The wear-out phase is often modeled with the normal distribution (RIAC) but I haven′t seen any good examples of mean or standard deviations used in such models.

Anecdotal evidence seems to point to new electronics lasting three to ten years, CRT TVs lasting decades and radios lasting as long as forty years.

Has anyone seen examples of wear out data? What kind of relationship exists between equipment complexity and wear out? I would assume environment variables could be applied to the wear out phase but is there any evidence of this (e.g. do electronics usually outlast vehicles or vise versa)?

Re: Wear Out Phase Prediction
There is allready a topic on this usbject... but in French!

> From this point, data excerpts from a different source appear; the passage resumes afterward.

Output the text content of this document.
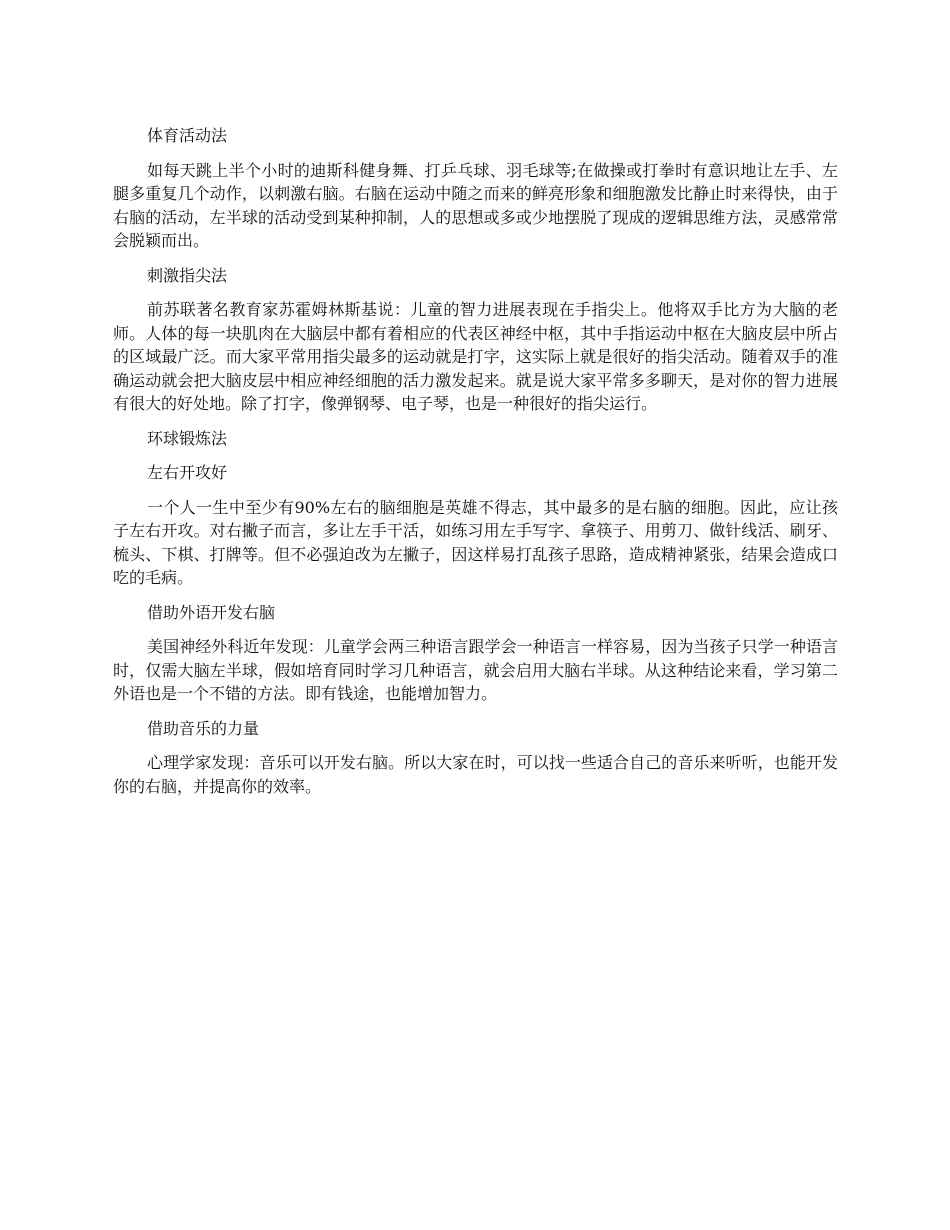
体育活动法

如每天跳上半个小时的迪斯科健身舞、打乒乓球、羽毛球等;在做操或打拳时有意识地让左手、左腿多重复几个动作，以刺激右脑。右脑在运动中随之而来的鲜亮形象和细胞激发比静止时来得快，由于右脑的活动，左半球的活动受到某种抑制，人的思想或多或少地摆脱了现成的逻辑思维方法，灵感常常会脱颖而出。

刺激指尖法

前苏联著名教育家苏霍姆林斯基说：儿童的智力进展表现在手指尖上。他将双手比方为大脑的老师。人体的每一块肌肉在大脑层中都有着相应的代表区神经中枢，其中手指运动中枢在大脑皮层中所占的区域最广泛。而大家平常用指尖最多的运动就是打字，这实际上就是很好的指尖活动。随着双手的准确运动就会把大脑皮层中相应神经细胞的活力激发起来。就是说大家平常多多聊天，是对你的智力进展有很大的好处地。除了打字，像弹钢琴、电子琴，也是一种很好的指尖运行。

环球锻炼法

左右开攻好

一个人一生中至少有90%左右的脑细胞是英雄不得志，其中最多的是右脑的细胞。因此，应让孩子左右开攻。对右撇子而言，多让左手干活，如练习用左手写字、拿筷子、用剪刀、做针线活、刷牙、梳头、下棋、打牌等。但不必强迫改为左撇子，因这样易打乱孩子思路，造成精神紧张，结果会造成口吃的毛病。

借助外语开发右脑

美国神经外科近年发现：儿童学会两三种语言跟学会一种语言一样容易，因为当孩子只学一种语言时，仅需大脑左半球，假如培育同时学习几种语言，就会启用大脑右半球。从这种结论来看，学习第二外语也是一个不错的方法。即有钱途，也能增加智力。

借助音乐的力量

心理学家发现：音乐可以开发右脑。所以大家在时，可以找一些适合自己的音乐来听听，也能开发你的右脑，并提高你的效率。
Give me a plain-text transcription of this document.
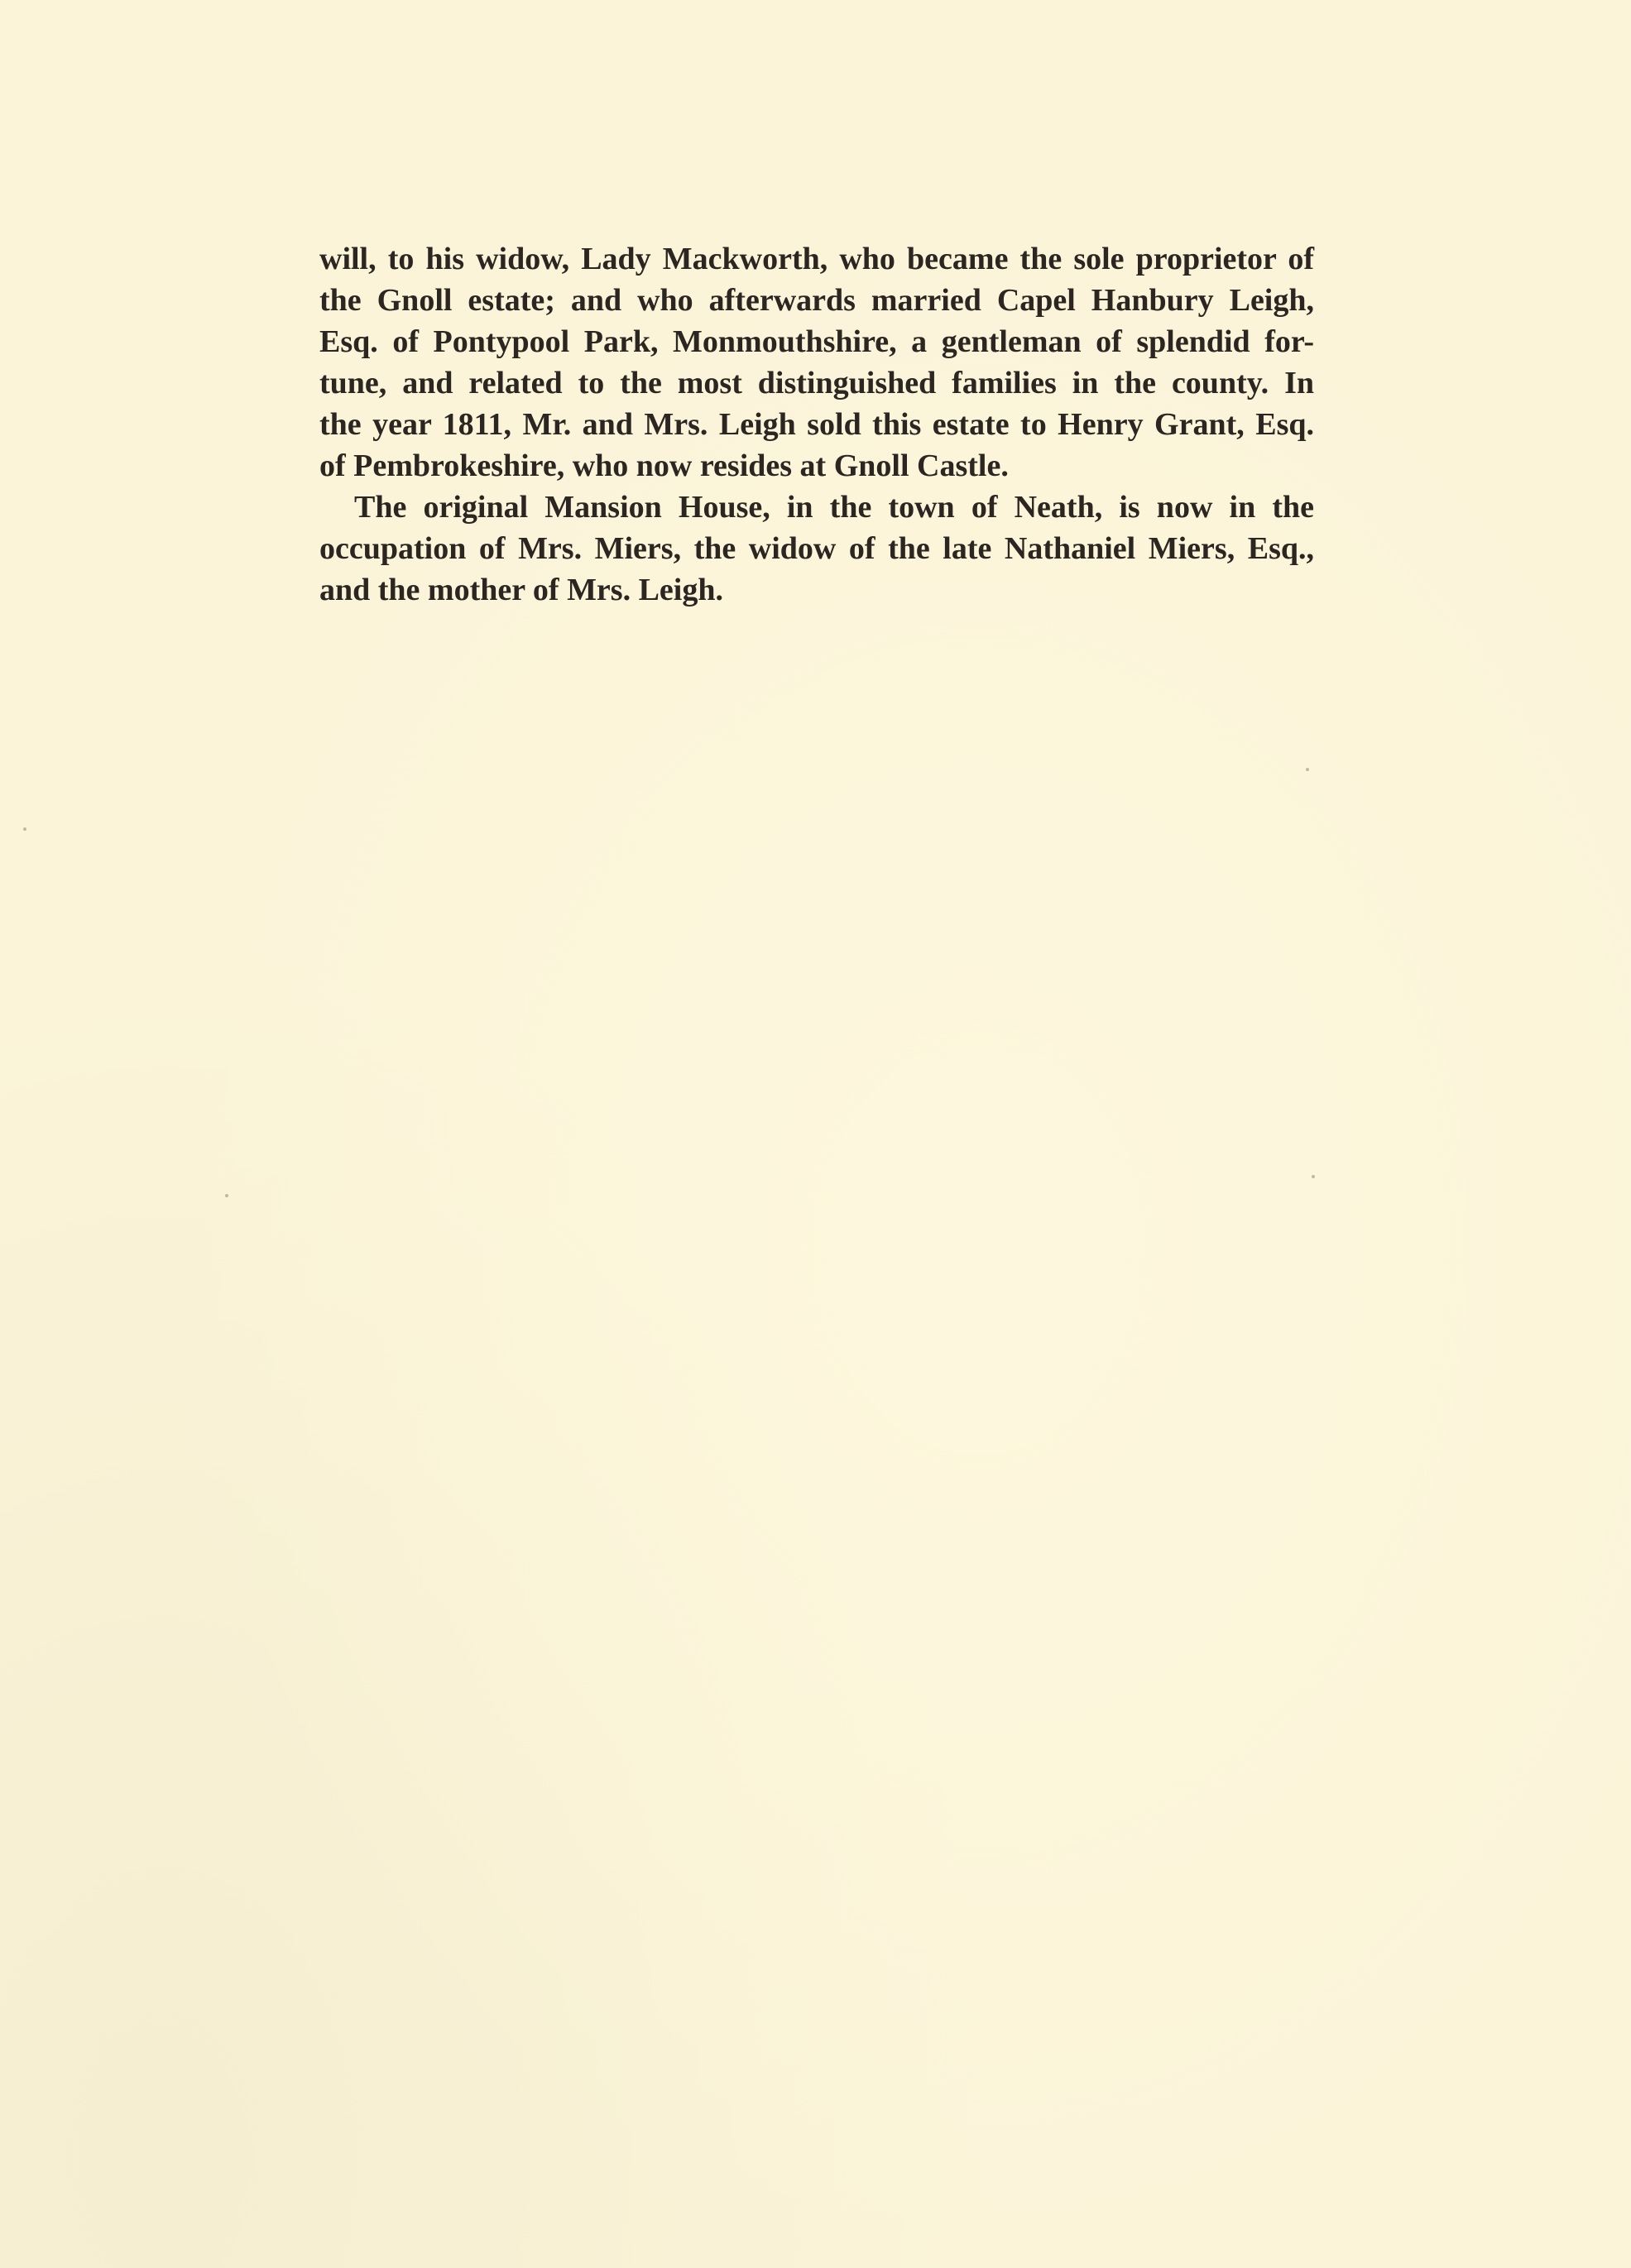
will, to his widow, Lady Mackworth, who became the sole proprietor of
the Gnoll estate; and who afterwards married Capel Hanbury Leigh,
Esq. of Pontypool Park, Monmouthshire, a gentleman of splendid for-
tune, and related to the most distinguished families in the county. In
the year 1811, Mr. and Mrs. Leigh sold this estate to Henry Grant, Esq.
of Pembrokeshire, who now resides at Gnoll Castle.
The original Mansion House, in the town of Neath, is now in the
occupation of Mrs. Miers, the widow of the late Nathaniel Miers, Esq.,
and the mother of Mrs. Leigh.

End of life modeling. For me the normal distribution is not a proper law to model end of life even if it may be used in some cases. The mostly used law is the Weibull law, because it can be adjusted with the shape factor to take into account various types of phenomenon. The end of life for mechanical fatigue shall not be modelized the same way as true wearing (comsumption of a potential, like for a tyre engravings). It exists many model for end of life prediction, analytical (Engelmaier) or simulation (Criteria, CALCE PWA). They can not replace reliability prediction. On the contrary, in some way, they assess the duration during wich the relaibility prediction applies. Some people (at CALCE for example) seems to have not understand this point yet because they are still critisizing reliability prediction methods. Reliability prediction and end-of-life prediction are not two possible options: both are needed.


If a design is done with component very sensible to aging (for example big component like BGA with more than 1000 pin in) in harsh environment (for example big thermal cycle), early systematic failures may occur.

For wear out data, it is probably usefull to search in the field of analytical methods (Engelmaier) or simulation methods (Criteria, CALCE).

There is many possible reliationship between complexity and aging :

- Complex component (like big BGA) are more sensible to thermal cycling because of their size.

- The life limit is the limit of the weakest part (this statement is FALSE for failure rate, of course!). The more complex, the more likely to have a weak point...

And of course environments do accelerate aging.

Points of view on this topic may vary a lot upon the technical domain: Automotive mainly look at early failure in the waranty time. Energy production mainly works on the end of life. The logistician in his shop only know constant failure rate...

I hope this will help and that others will give their point of view!